Redondo Beach power plant
The AES power plant in Redondo Beach has been in operation since the 1950s.
Ralf Siemieniec | Shutterstock

The enormous AES power plant in Redondo Beach, which has loomed over the city’s coastline for decades, may be approaching the end of its life as a power-generating facility.

Local officials, including Redondo Beach Mayor Bill Brand and Los Angeles County Supervisor Janice Hahn, announced preliminary plans Monday to close the plant and redevelop the 50 acres of land that it sits on.

Operator AES California is already planning to replace the plant with a “smaller, cleaner, more efficient and attractive generating facility,” but officials want to expedite the creation of a new “coastal recreational facility” on the site and to restore wetlands in the area.
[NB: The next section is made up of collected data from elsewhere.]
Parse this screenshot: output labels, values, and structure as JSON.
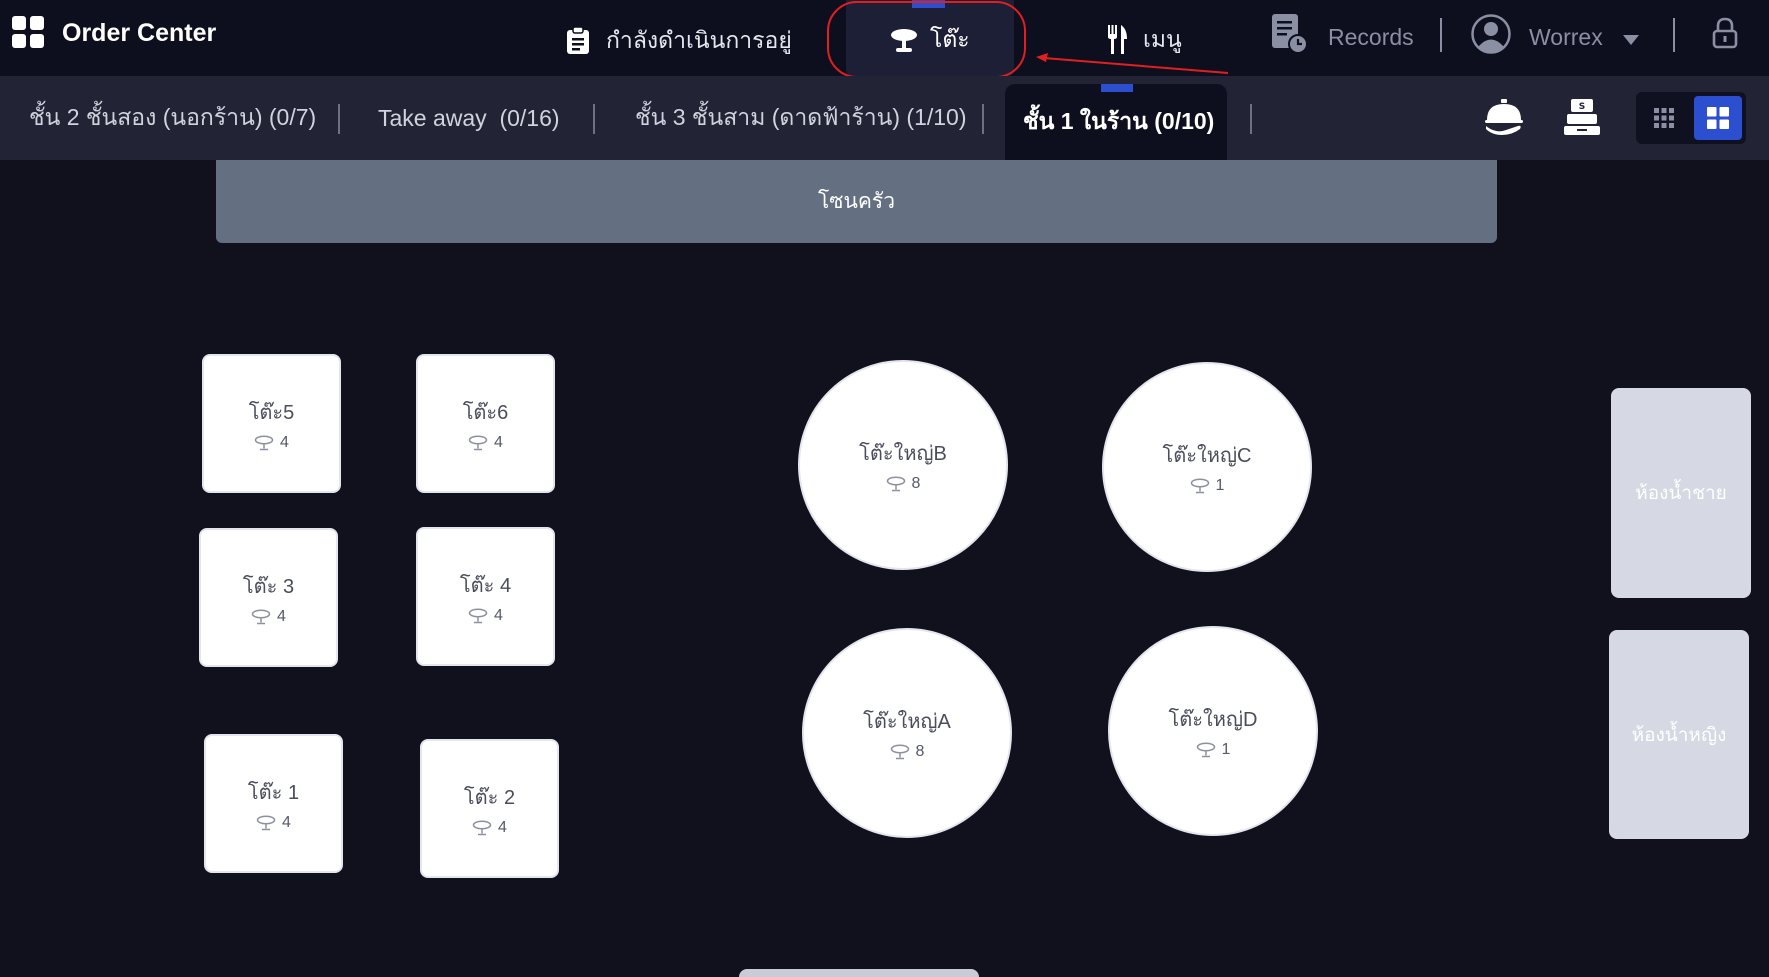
{
  "app": {
    "title": "Order Center"
  },
  "nav": {
    "in_progress": "กำลังดำเนินการอยู่",
    "tables": "โต๊ะ",
    "menu": "เมนู",
    "records": "Records",
    "user": "Worrex"
  },
  "zones": [
    {
      "label": "ชั้น 2 ชั้นสอง (นอกร้าน) (0/7)"
    },
    {
      "label": "Take away  (0/16)"
    },
    {
      "label": "ชั้น 3 ชั้นสาม (ดาดฟ้าร้าน) (1/10)"
    },
    {
      "label": "ชั้น 1 ในร้าน (0/10)",
      "active": true
    }
  ],
  "floor": {
    "kitchen_label": "โซนครัว",
    "tables": [
      {
        "name": "โต๊ะ5",
        "seats": "4"
      },
      {
        "name": "โต๊ะ6",
        "seats": "4"
      },
      {
        "name": "โต๊ะ 3",
        "seats": "4"
      },
      {
        "name": "โต๊ะ 4",
        "seats": "4"
      },
      {
        "name": "โต๊ะ 1",
        "seats": "4"
      },
      {
        "name": "โต๊ะ 2",
        "seats": "4"
      },
      {
        "name": "โต๊ะใหญ่B",
        "seats": "8"
      },
      {
        "name": "โต๊ะใหญ่C",
        "seats": "1"
      },
      {
        "name": "โต๊ะใหญ่A",
        "seats": "8"
      },
      {
        "name": "โต๊ะใหญ่D",
        "seats": "1"
      }
    ],
    "rooms": [
      {
        "label": "ห้องน้ำชาย"
      },
      {
        "label": "ห้องน้ำหญิง"
      }
    ]
  },
  "icons": {
    "app": "grid-icon",
    "in_progress": "clipboard-icon",
    "tables": "table-icon",
    "menu": "fork-knife-icon",
    "records": "records-clock-icon",
    "user": "user-avatar-icon",
    "dropdown": "caret-down-icon",
    "lock": "lock-icon",
    "serve": "cloche-icon",
    "cashier": "cash-register-icon",
    "grid_small": "grid-small-icon",
    "grid_large": "grid-large-icon"
  },
  "colors": {
    "accent": "#2c4fcf",
    "background": "#10111c",
    "annotation": "#e02020"
  }
}
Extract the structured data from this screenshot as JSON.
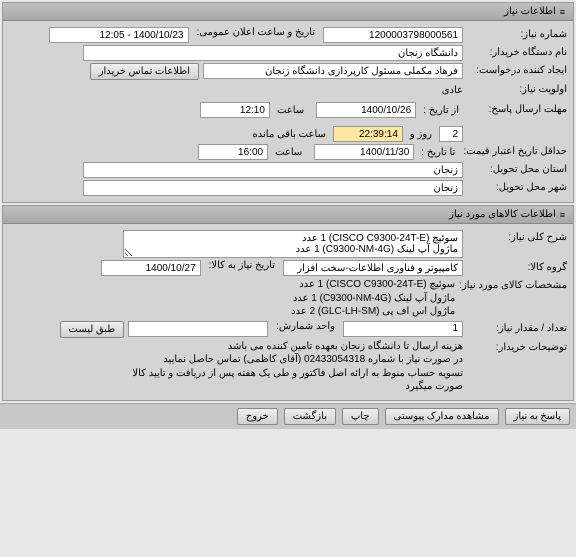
{
  "panels": {
    "need_info": {
      "title": "اطلاعات نیاز"
    },
    "goods_info": {
      "title": "اطلاعات کالاهای مورد نیاز"
    }
  },
  "need": {
    "number_label": "شماره نیاز:",
    "number": "1200003798000561",
    "announce_label": "تاریخ و ساعت اعلان عمومی:",
    "announce_value": "1400/10/23 - 12:05",
    "buyer_label": "نام دستگاه خریدار:",
    "buyer": "دانشگاه زنجان",
    "creator_label": "ایجاد کننده درخواست:",
    "creator": "فرهاد مکملی مسئول کارپردازی دانشگاه زنجان",
    "buyer_contact_btn": "اطلاعات تماس خریدار",
    "priority_label": "اولویت نیاز:",
    "priority": "عادی",
    "reply_deadline_label": "مهلت ارسال پاسخ:",
    "from_date_label": "از تاریخ :",
    "reply_date": "1400/10/26",
    "hour_label": "ساعت",
    "reply_time": "12:10",
    "days_remain": "2",
    "days_remain_label": "روز و",
    "time_remain": "22:39:14",
    "time_remain_label": "ساعت باقی مانده",
    "price_validity_label": "حداقل تاریخ اعتبار قیمت:",
    "to_date_label": "تا تاریخ :",
    "validity_date": "1400/11/30",
    "validity_time": "16:00",
    "delivery_province_label": "استان محل تحویل:",
    "delivery_province": "زنجان",
    "delivery_city_label": "شهر محل تحویل:",
    "delivery_city": "زنجان"
  },
  "goods": {
    "desc_label": "شرح کلی نیاز:",
    "desc_line1": "سوئیچ (CISCO C9300-24T-E) 1 عدد",
    "desc_line2": "ماژول آپ لینک (C9300-NM-4G) 1 عدد",
    "group_label": "گروه کالا:",
    "group": "کامپیوتر و فناوری اطلاعات-سخت افزار",
    "need_date_label": "تاریخ نیاز به کالا:",
    "need_date": "1400/10/27",
    "spec_label": "مشخصات کالای مورد نیاز:",
    "spec_line1": "سوئیچ (CISCO C9300-24T-E) 1 عدد",
    "spec_line2": "ماژول آپ لینک (C9300-NM-4G) 1 عدد",
    "spec_line3": "ماژول اس اف پی (GLC-LH-SM) 2 عدد",
    "qty_label": "تعداد / مقدار نیاز:",
    "qty": "1",
    "unit_label": "واحد شمارش:",
    "unit_btn": "طبق لیست",
    "notes_label": "توضیحات خریدار:",
    "notes_line1": "هزینه ارسال تا دانشگاه زنجان بعهده تامین کننده می باشد",
    "notes_line2": "در صورت نیاز با شماره 02433054318 (آقای کاظمی) تماس حاصل نمایید",
    "notes_line3": "تسویه حساب منوط به ارائه اصل فاکتور و طی یک هفته پس از دریافت و تایید کالا صورت میگیرد"
  },
  "buttons": {
    "reply": "پاسخ به نیاز",
    "attachments": "مشاهده مدارک پیوستی",
    "print": "چاپ",
    "back": "بازگشت",
    "exit": "خروج"
  },
  "icons": {
    "collapse": "≡"
  }
}
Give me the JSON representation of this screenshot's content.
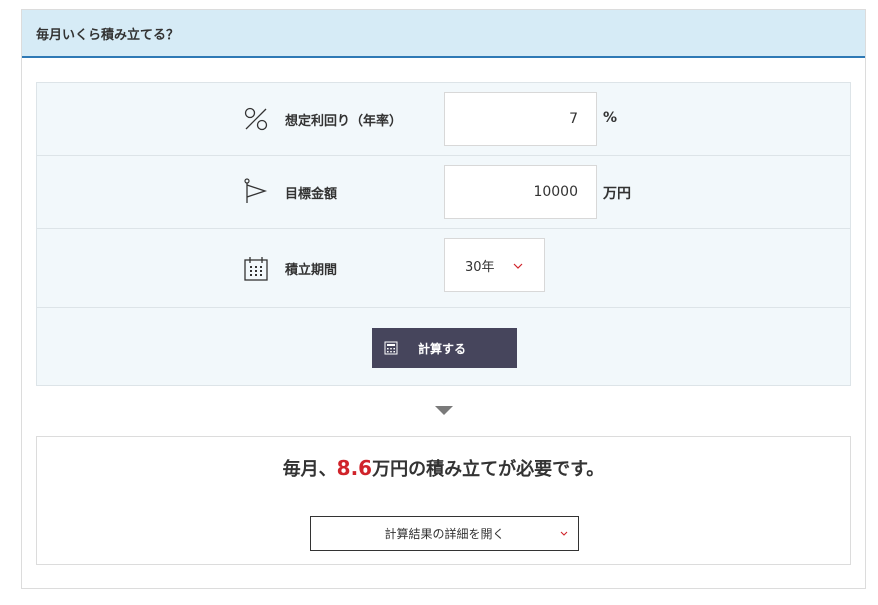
{
  "header": {
    "title": "毎月いくら積み立てる？"
  },
  "form": {
    "rate": {
      "label": "想定利回り（年率）",
      "value": "7",
      "unit": "%",
      "icon": "percent-icon"
    },
    "target": {
      "label": "目標金額",
      "value": "10000",
      "unit": "万円",
      "icon": "flag-icon"
    },
    "period": {
      "label": "積立期間",
      "value": "30年",
      "icon": "calendar-icon"
    },
    "calc_button": {
      "label": "計算する",
      "icon": "calculator-icon"
    }
  },
  "result": {
    "prefix": "毎月、",
    "value": "8.6",
    "suffix": "万円の積み立てが必要です。",
    "detail_button": "計算結果の詳細を開く"
  },
  "colors": {
    "header_bg": "#d6ebf6",
    "header_border": "#2f79b5",
    "form_bg": "#f2f8fb",
    "button_bg": "#46455c",
    "accent_red": "#d0232a"
  }
}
To do that, the city and county would partner with a private developer to acquire the land and create a public park, along with a “coastal resort” or a similar development. The proposal will eventually have to win approval from Redondo Beach voters, so the support of elected officials could be key to any developer’s plans for the site.

Whatever type of project ends up replacing the power plant, Hahn says developers and officials will have to alleviate community “concerns about traffic and development in an already dense area.”

In 2015, Redondo Beach residents voted down a plan to close the power plant, because it would have allowed a project with 600 residential units and a hotel to rise in its place.

City officials in Redondo Beach have also recently taken an aggressive stance toward new development, temporarily barring mixed use projects and pushing back against long-running plans for an overhaul of the city’s pier.

Hahn suggested Monday that county resources could help speed the project along, and both California Assemblymember Al Muratsuchi and State Senator Ben Allen said that state park bond funding that voters will weigh in on in 2018 could be used to finance aspects of the redevelopment and the wetlands restoration.